When Animals Dream, de Jonas Alexander Arnby

 

Femmes à poils

When Animals Dream, de Jonas Alexander ArnbyMarie et ses parents vivent dans un petit village de pêcheurs du Jutland accroché le long de la côte ouest du Danemark. Une famille qui fait l’objet de toutes les attentions, suscitant crainte et curiosité… Alors que son père se met en quatre pour ne pas faire de vagues et dissimuler la mystérieuse maladie de son épouse, contrainte à rester scotcher sur son fauteuil roulant, mutique, Marie, au contraire, compte bien trouver sa place au sein de cette communauté aux mœurs rigides (on est en plein fief protestant). La jeune fille, visage d’ange, beauté diaphane, ne passe pas inaperçue. Notamment auprès des spécimens masculins. Et elle-même ne reste d’ailleurs pas insensible à certains regards. Et alors que Marie croit pouvoir atteindre une certaine “normalité”, elle se met à développer les mêmes symptômes que sa mère et serait alors condamnée à subir le même sort. Piqûres de sédatifs pour ne pas devenir ce qu’elle est, apathie, regard vide. Une perspective qu’elle refuse rageusement. Mais alors que les stigmates de sa “différence” s’affirment chaque jour un peu plus, Marie sent croître l’animosité des villageois à son égard…
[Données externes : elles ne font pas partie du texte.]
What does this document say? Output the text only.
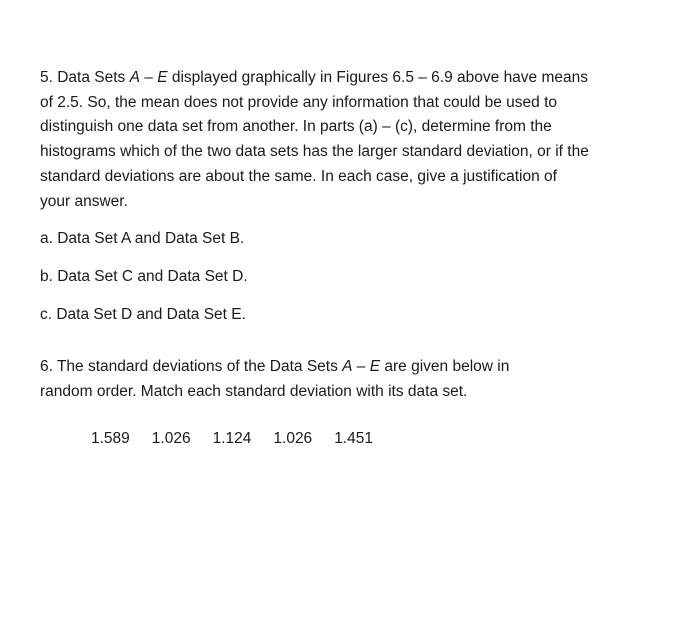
5. Data Sets A – E displayed graphically in Figures 6.5 – 6.9 above have means
of 2.5. So, the mean does not provide any information that could be used to
distinguish one data set from another. In parts (a) – (c), determine from the
histograms which of the two data sets has the larger standard deviation, or if the
standard deviations are about the same. In each case, give a justification of
your answer.

a. Data Set A and Data Set B.

b. Data Set C and Data Set D.

c. Data Set D and Data Set E.

6. The standard deviations of the Data Sets A – E are given below in
random order. Match each standard deviation with its data set.

1.589 1.026 1.124 1.026 1.451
When Animals Dream, c’est d’abord le portrait de deux femmes, d’une mère et de sa fille s’évertuant à se libérer d’un carcan qu’elles refusent. Celui d’un surmoi castrateur mis à mal par le moi de plus en plus pressant d’une adolescente confrontée à l’acceptation de son corps, de ses instincts, de sa sexualité. Un film également sur la crainte que suscitent bien souvent les femmes de pouvoir qui, au-delà de simplement s’assumer, revendiquent leur identité, leur parcours, leurs origines, face aux regards des autres, prisonniers de leur pré carré moraliste et de leur pieuse culpabilité. When Animals Dream est un film non pas “de” loups garous mais “avec” des loups garous. La lycanthropie, comme le vampirisme dans le Morse de Tomas Alfredson, ne sert que de prétexte allégorique à une réflexion autrement plus subtile que le déchaînements de séquences ensanglantées (c’est bien aussi, mais ce n’est pas le propos ici). Ce premier long-métrage de Jonas Alexander Arnby partage d’ailleurs beaucoup plus avec le chef d’œuvre d’Alfredson. Il en a l’esthétique naturaliste, épurée et la luminosité brumeuse. La mise en scène sèche, la retenue élégante et la finesse des personnages. La même volonté de proposer une variation inédite autour d’un cinéma de genre multi-référencé. Un premier coup 100% gagnant pour ce Arnby dont on surveillera désormais les moindres faits et gestes.

When Animals Dream, de Jonas Alexander Arnby, avec Sonia Suhl, Lars Mikkelsen, Sonja Richter… Danemark, 2014. Présenté à la 53e Semaine de la critique.